Die Sprache der Dinge

Ausstellung Rolf Escher – Alfelder Zeitung

1) Rolf Escher ist ein Künstler des Stillebens. In diese Stilleben kommt aber immer wieder Bewegung. Die Dinge werden lebendig.
2) Zu sehen ist nur ein Ausschnitt aus einem gewaltigen Werk. Es gibt von Escher auch Zeichnungen und Grafiken mit Menschen und in jüngster Zeit voller Dynamik.
3) Rolf Escher findet die Motive im Atelier und auf Studienreisen. Die Themen trägt er in sich und die Staffage für die Bilder hat er im Gepäck. Beispiel: „Wiener Fenster“ (Lithographie, 1992/93): Von der Stadt nun eine Ahnung, aber fest und klar im Vordergrund: Waschschüssel, Spiegel und Glas mit Löffel.
4) Das „Wiener Fenster“ führt zwei Wesensmerkmale von Eschers Kunst vor: Die Bilder entstehen aus dem Licht, die Sonne nimmt im Mittelgrund den Gebäuden die Konturen.

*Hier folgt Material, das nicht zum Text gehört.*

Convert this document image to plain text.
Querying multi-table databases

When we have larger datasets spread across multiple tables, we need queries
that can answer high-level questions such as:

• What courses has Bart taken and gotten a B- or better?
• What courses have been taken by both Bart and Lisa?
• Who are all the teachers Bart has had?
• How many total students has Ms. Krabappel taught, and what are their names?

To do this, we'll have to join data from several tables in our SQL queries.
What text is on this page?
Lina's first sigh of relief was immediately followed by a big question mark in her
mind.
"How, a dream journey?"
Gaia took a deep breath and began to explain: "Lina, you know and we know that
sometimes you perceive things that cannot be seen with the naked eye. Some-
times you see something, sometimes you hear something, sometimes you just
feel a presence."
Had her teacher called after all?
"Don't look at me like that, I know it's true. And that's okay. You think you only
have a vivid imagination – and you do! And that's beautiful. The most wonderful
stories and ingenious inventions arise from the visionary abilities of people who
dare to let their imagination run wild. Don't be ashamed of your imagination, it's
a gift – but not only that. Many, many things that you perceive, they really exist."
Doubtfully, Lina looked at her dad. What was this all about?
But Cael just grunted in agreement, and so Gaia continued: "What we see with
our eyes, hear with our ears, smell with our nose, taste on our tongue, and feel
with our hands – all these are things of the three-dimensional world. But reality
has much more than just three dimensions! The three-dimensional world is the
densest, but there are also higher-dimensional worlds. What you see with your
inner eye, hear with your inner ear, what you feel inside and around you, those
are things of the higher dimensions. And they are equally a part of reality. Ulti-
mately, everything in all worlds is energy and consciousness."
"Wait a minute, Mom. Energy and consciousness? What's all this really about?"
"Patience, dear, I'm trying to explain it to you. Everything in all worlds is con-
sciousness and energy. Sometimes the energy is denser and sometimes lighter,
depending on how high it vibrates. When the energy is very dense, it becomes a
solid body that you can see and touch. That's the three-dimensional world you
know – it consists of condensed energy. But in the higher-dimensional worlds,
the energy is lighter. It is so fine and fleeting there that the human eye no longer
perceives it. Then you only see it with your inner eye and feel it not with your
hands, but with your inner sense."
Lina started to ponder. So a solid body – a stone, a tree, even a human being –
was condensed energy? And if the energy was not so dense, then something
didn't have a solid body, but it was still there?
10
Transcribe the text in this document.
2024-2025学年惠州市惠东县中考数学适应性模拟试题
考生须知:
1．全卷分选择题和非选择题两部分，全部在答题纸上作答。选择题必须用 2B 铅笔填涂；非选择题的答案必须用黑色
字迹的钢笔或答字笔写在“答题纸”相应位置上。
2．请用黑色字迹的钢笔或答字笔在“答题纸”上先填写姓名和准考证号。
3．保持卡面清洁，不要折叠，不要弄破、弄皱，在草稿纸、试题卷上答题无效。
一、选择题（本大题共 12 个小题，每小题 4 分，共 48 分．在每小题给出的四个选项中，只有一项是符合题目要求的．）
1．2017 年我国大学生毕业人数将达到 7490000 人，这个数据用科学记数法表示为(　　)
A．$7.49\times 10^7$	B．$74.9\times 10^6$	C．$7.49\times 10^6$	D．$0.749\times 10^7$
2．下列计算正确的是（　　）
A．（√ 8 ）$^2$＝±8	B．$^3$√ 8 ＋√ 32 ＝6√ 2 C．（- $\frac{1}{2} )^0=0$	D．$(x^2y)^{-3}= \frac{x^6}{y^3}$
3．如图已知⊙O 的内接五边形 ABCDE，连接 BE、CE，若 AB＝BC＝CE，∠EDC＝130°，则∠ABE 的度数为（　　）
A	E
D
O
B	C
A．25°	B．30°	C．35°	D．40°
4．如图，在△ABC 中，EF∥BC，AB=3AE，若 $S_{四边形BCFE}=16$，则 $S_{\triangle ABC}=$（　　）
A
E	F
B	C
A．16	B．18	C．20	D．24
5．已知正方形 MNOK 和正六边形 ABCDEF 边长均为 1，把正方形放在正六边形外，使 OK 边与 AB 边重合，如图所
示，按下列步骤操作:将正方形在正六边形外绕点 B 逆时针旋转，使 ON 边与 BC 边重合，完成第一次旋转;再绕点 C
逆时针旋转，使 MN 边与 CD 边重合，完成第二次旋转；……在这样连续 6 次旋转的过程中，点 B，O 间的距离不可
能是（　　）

Außerdem geht Escher fast unmerklich von der festen, ausgeführten Form (Fensterrahmen und -brett) zum Skizzenhaften über.
5) Escher umkreist Themen, nimmt sie in immer neuen Konstellationen auf – Fassaden und Treppenhäuser, Kommoden, Spiegel und Koffer, Stühle, Fenster und Raumecken, Krebse, Gläser und Zeitungen.
6) Es ist nicht nur eine Verbeugung vor dem Ausstellungsort, daß man hier mehrere Blätter mit Zeitungen als Motiv findet. Rund zwei Dutzend solcher Arbeiten sind publiziert.
7) Die Zeitung als Grundbestandteil des Lebens; sie gehört dazu, auch und gerade im Cafe´ oder auf Reisen. Hier nun im Zentrum die Lithographie „Zeitungsständer“. Der Reiz des doppelten Karussells – die Haken, das Licht auf den Zeitungen, das Bild im Bild.
8) Einladung zum Lesen, aber wer liest? Leerer Raum, doch rechts an der Wand eine Jacke. Die Spuren des Menschen, die Dinge sprechen für ihn. Außerdem: Ein winziger Ausschnitt, doch Blick in zwei Räume – geschwungene Treppe und Gastraum. Die Dominanz von Kreis und Bogen – und von Haken.
9) „Tisch mit Krebsen“. Eine Duellsituation. Die Krebse haben sich die Rücken zugewendet. Hier beginnt die (humoristische) Erzählung: Lauern die Krebse auf die Menschen oder fallen sie gleich übereinander her? Und dann die Zeitungen – als Sets. Waren die Krebse darin eingepackt. Martialische Wendung durch Teller und Messer und Gabel.
10) „Tisch mit Scampis“: Eine Mahlzeit auf dem Teller – mit Gabel, Löffel (?) und Glas. Der Teller halb auf der Zeitung – die hat jemand beim Essen gelesen. Eine ganz andere Geschichte. Hier dominiert das Licht: Fast die Hälfte des Blattes ist ungestaltet – vom Licht überstrahlt.
11) „Kiosk in Padua“: Liebenswerte Architektur der Jahrhundertwende. Kiosk voller Zeitungen – nur grob skizziert, fast naiv. Die Fülle fließt über. Die Blätter fließen weg, als würde der Platz überschwemmt. Kein Stilleben, sondern phantastische Bewegung. Die Radierung hat sich weit vom Anlaß entfernt.
12) „Alterndes Paar“ – wieder ein Stilleben. Zwei Aktentaschen sind gemeinsam alt geworden, in Liebe gealtert, gleichnishaft. Die Dinge als Menschen. In der geöffneten Tasche Zeitungen – als Dokumente von Information und Bildung.
13) Rolf Escher sucht die in Würde gealterte Form, die den Atem der Vergangenheit spüren läßt. Er macht sie fühlbar und kostbar, ohne sie zu veredeln. Aber sie ist und bleibt Kulisse für Inszenierungen und Erzählungen. Die Zeugen der Wirklichkeit müssen Geschichten ermöglichen. Die Koffer helfen mit – „Vor einer Abreise“ (Treppenhaus) und „Endstation in Wien“. Der verschwundene Mensch läßt ein Schicksal erahnen.